Keduanya menghampiriku yang tertunduk. Kak Ano menautkan kedua tangannya dibahuku. Seolah ingin menyalurkan kekuatan padaku, ia pastinya juga tahu hal ini, mengingat dia mencegahku menemui ayah. Aku sadar, ternyata ini maksud kak Ano melarangku?

Kutepis tautan tangan kak Ano dan berdiri dengan kasar lalu pergi meninggalkan luka yang tak tahu penyebabnya.

"Agatha, dengarkan ayah dulu," teriaknya saat aku sudah menjauh. Kuabaikan panggilannya, begitupun panggilan kak Ano yang mengejarku.

Aku tahu langkahku tak sepanjang dan secepat laki-laki, maka aku kalah. Kak Ano berhasil meraih lenganku, menghentikanku, dan memelukku, memberi ruang untuk aku bersandar dan meluapkan tangisku.

"Hiks.. hiks.. kak Ano jahat," kupukuli dada bidangnya yang tepat dihadapanku, mendekap tubuhku yang hanya sebahu dengannya. Namun ia diam. Membiarkanku memukuli dadanya hingga puas.

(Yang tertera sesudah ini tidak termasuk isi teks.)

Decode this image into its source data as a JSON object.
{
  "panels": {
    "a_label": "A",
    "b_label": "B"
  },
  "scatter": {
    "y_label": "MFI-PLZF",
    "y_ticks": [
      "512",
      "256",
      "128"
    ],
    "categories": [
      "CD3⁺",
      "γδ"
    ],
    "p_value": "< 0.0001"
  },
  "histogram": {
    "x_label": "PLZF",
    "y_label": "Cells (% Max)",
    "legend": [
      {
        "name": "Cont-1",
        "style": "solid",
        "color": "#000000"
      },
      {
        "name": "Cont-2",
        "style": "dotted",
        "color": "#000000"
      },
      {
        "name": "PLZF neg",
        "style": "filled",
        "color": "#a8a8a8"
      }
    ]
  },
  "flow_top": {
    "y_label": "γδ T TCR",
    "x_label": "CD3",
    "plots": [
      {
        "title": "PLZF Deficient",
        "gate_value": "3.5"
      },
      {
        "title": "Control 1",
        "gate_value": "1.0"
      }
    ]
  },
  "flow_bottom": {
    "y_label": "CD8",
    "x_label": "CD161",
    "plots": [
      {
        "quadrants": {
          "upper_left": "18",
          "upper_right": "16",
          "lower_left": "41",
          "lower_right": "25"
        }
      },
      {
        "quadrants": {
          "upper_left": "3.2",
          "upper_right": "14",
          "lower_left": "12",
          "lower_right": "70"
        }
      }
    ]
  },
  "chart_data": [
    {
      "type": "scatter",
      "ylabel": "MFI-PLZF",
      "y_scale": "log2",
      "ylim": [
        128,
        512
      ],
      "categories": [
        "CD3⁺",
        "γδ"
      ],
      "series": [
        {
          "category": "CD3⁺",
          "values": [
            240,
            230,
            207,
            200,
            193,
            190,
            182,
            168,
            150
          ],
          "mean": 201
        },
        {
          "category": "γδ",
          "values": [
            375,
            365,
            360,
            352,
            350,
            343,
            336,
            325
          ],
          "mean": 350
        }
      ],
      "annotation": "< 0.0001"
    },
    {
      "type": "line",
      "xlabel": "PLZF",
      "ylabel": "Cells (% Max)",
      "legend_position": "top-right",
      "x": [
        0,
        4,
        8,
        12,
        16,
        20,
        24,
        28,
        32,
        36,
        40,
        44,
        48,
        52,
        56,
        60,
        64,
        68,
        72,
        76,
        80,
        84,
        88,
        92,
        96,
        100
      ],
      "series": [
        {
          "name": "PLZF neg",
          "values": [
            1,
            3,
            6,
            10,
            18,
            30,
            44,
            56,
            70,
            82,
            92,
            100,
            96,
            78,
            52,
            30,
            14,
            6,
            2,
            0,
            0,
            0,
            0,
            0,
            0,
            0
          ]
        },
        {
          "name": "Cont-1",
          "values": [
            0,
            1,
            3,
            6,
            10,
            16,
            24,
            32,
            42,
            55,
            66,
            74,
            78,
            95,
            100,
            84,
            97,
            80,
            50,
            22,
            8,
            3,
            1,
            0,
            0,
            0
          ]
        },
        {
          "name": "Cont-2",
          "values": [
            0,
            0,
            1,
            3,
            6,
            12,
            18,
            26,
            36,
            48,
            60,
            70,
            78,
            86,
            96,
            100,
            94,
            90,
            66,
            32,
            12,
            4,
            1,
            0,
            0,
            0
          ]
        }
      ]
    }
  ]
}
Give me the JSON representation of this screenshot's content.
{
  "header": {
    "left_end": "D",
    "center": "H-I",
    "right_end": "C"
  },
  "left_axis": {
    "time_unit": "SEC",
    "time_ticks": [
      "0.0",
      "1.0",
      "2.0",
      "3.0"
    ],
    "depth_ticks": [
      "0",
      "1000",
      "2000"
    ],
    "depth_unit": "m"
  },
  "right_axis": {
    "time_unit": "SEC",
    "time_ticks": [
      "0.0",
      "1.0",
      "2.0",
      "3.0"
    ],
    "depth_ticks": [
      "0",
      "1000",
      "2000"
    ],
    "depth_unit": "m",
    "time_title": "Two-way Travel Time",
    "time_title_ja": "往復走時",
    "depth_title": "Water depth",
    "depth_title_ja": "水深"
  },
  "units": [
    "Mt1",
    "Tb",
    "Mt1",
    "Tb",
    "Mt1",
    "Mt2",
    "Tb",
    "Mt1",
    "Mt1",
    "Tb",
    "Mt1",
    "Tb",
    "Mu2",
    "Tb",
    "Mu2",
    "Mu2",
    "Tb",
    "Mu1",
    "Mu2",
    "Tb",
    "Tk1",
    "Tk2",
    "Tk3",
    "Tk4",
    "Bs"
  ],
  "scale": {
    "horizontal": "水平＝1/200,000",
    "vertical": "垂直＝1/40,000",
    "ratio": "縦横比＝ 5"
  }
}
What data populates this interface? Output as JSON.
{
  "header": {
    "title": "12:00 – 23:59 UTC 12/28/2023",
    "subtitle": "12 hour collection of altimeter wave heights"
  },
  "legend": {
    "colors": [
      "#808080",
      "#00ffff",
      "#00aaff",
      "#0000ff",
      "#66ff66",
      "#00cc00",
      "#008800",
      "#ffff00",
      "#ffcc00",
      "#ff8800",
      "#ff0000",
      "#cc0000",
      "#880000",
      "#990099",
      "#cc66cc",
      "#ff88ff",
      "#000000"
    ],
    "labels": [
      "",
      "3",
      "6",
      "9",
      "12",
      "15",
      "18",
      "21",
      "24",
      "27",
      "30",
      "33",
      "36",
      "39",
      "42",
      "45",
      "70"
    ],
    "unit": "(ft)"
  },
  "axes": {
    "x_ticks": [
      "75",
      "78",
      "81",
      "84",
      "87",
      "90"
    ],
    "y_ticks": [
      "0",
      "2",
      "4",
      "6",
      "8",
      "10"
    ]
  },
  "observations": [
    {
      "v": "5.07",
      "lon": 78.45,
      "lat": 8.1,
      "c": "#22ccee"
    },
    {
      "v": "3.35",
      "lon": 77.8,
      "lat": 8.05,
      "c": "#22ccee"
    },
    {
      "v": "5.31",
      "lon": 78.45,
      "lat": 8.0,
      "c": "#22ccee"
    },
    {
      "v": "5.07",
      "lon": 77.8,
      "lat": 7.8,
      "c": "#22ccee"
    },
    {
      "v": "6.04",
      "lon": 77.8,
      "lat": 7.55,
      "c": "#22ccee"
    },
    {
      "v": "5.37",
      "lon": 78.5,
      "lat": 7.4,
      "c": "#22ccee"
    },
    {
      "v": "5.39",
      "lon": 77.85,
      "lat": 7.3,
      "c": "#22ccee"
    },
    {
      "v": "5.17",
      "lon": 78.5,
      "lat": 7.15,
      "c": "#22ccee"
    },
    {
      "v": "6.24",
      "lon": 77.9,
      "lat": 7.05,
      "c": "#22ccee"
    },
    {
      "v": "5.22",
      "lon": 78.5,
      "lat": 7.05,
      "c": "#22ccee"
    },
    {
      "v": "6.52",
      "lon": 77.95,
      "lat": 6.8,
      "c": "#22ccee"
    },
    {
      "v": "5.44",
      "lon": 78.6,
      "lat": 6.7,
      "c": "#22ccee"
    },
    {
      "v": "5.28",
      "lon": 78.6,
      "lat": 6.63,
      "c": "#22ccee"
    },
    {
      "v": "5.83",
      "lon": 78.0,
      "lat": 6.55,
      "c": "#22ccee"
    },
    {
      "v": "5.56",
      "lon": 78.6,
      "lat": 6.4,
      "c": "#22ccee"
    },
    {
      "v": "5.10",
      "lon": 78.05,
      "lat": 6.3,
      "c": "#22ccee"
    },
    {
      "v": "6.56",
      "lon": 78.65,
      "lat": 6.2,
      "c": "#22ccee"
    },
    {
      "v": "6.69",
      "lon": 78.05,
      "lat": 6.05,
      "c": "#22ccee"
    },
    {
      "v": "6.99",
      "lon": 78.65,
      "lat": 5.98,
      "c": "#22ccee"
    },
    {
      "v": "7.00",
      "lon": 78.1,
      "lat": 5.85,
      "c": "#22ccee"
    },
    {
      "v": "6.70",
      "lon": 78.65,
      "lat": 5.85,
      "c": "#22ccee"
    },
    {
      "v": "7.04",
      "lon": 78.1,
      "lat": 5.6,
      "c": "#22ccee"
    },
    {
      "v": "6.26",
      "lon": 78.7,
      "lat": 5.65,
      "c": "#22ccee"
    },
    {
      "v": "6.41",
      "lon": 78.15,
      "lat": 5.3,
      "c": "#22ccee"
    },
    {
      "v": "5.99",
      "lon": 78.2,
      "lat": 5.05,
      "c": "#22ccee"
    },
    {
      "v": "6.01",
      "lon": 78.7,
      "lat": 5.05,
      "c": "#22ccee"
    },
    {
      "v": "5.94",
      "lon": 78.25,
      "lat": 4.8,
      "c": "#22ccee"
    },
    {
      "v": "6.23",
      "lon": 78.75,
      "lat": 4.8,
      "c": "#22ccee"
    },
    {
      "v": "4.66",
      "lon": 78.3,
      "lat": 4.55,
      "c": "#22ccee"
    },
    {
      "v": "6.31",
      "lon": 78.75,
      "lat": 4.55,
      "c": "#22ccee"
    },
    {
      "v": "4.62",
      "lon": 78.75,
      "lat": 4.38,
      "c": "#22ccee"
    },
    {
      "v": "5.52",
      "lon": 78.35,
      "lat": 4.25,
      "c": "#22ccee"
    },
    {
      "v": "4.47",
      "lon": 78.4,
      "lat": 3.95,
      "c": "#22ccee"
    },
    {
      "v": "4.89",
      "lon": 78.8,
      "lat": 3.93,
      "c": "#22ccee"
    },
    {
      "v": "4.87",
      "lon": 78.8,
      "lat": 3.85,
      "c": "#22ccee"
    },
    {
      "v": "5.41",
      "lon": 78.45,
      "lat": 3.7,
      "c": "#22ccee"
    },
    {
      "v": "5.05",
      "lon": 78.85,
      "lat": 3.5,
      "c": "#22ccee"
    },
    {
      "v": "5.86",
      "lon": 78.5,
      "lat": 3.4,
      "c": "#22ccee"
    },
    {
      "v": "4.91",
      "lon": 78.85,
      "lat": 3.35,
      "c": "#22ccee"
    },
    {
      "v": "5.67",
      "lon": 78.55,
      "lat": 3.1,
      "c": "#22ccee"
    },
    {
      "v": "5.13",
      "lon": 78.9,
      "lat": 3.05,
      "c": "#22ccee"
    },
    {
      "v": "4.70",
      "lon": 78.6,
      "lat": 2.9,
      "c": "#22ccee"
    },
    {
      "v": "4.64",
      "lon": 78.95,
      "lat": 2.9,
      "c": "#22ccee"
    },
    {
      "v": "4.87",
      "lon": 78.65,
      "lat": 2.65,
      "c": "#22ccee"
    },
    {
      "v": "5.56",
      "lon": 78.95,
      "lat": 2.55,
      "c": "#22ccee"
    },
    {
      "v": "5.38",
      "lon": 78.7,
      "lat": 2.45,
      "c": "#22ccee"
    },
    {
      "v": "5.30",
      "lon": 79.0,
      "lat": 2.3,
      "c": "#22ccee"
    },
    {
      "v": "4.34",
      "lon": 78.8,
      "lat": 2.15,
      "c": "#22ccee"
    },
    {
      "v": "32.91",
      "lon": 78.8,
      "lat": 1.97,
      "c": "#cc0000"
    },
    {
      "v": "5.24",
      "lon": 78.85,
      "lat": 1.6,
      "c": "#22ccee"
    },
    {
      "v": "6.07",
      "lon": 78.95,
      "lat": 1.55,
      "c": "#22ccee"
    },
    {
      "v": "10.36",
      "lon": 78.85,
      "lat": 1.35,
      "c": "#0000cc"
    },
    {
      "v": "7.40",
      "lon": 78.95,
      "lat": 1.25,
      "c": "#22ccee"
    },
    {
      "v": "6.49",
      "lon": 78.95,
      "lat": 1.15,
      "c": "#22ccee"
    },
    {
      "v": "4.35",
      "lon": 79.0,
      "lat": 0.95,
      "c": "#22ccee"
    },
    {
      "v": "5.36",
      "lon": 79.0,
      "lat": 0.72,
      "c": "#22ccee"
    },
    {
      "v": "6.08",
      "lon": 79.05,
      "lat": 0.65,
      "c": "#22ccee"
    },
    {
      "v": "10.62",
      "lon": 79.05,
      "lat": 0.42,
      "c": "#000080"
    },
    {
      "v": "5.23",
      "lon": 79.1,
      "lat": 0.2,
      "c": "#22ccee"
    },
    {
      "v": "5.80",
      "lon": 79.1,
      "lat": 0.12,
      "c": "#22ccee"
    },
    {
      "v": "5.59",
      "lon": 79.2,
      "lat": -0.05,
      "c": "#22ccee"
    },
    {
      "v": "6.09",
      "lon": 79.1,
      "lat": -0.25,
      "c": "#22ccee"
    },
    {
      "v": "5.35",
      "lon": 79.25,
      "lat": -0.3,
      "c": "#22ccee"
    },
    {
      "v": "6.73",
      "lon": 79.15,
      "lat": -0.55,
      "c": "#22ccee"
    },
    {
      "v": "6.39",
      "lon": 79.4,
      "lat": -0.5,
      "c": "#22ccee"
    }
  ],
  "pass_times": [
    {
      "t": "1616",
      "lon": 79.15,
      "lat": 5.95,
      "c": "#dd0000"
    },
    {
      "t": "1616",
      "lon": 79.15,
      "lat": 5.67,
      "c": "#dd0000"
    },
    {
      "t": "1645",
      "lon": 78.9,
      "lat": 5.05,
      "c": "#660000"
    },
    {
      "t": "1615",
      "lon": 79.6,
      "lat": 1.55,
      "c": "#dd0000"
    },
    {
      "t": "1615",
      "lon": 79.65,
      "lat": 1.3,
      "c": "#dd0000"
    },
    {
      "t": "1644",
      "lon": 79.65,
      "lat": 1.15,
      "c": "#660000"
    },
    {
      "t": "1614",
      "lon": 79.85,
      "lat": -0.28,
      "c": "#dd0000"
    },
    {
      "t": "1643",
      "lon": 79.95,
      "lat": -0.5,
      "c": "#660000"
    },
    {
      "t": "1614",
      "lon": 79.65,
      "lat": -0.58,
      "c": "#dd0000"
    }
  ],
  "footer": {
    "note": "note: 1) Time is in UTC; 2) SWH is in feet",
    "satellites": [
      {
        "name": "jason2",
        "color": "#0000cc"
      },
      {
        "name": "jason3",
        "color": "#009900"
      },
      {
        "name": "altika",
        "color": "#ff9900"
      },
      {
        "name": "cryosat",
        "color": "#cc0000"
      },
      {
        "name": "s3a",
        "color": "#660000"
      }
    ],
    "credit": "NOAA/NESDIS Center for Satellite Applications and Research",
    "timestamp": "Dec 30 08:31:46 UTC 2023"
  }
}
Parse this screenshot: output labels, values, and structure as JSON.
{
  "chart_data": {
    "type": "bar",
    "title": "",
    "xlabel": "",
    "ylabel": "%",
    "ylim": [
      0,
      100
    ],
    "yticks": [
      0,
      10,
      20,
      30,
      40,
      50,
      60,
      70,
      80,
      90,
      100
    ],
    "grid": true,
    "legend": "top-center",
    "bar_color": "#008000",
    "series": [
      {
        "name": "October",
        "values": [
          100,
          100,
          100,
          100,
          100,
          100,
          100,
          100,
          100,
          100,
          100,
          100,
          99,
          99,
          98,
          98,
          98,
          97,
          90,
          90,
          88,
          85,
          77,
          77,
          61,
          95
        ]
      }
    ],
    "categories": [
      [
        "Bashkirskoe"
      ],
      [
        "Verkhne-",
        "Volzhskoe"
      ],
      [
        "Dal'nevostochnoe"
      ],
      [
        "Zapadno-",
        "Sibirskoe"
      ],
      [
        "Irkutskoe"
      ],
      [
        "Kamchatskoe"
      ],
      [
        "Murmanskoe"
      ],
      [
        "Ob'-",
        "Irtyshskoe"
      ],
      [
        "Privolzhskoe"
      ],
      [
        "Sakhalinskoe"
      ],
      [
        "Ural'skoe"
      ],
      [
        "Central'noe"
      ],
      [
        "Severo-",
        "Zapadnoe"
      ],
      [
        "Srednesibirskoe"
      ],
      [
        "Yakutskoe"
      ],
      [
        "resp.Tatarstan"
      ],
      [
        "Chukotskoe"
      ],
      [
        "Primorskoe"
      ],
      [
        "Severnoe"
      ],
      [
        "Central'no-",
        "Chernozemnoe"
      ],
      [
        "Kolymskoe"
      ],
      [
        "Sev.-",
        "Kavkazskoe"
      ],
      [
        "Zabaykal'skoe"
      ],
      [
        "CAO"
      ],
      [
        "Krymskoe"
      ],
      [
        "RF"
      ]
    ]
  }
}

"Hiks.. apa maksudnya kak? Apa lagi yang nggak Agatha ketahui? Kak Ano jahat. Hiks.. pasti kak Ano juga tahu maksud ini semua kan? Jelaskan kak, jelaskan!" teriakku masih dalam dekapannya.

Kurasakan kak Ano menggerakkan kepalanya kekanan dan kekiri. Bertanda dia juga tak bisa menjelaskan apapun.

"Makanya kita balik yuk, kita akan dengarkan penjelasan dari ayahmu."

Sontak aku menggeleng dan melepas pelukannya. "Kak Ano aja yang dengarkan, Agatha sudah jelas mendengarnya. Ayah punyak anak lain selain Agatha. Hiks."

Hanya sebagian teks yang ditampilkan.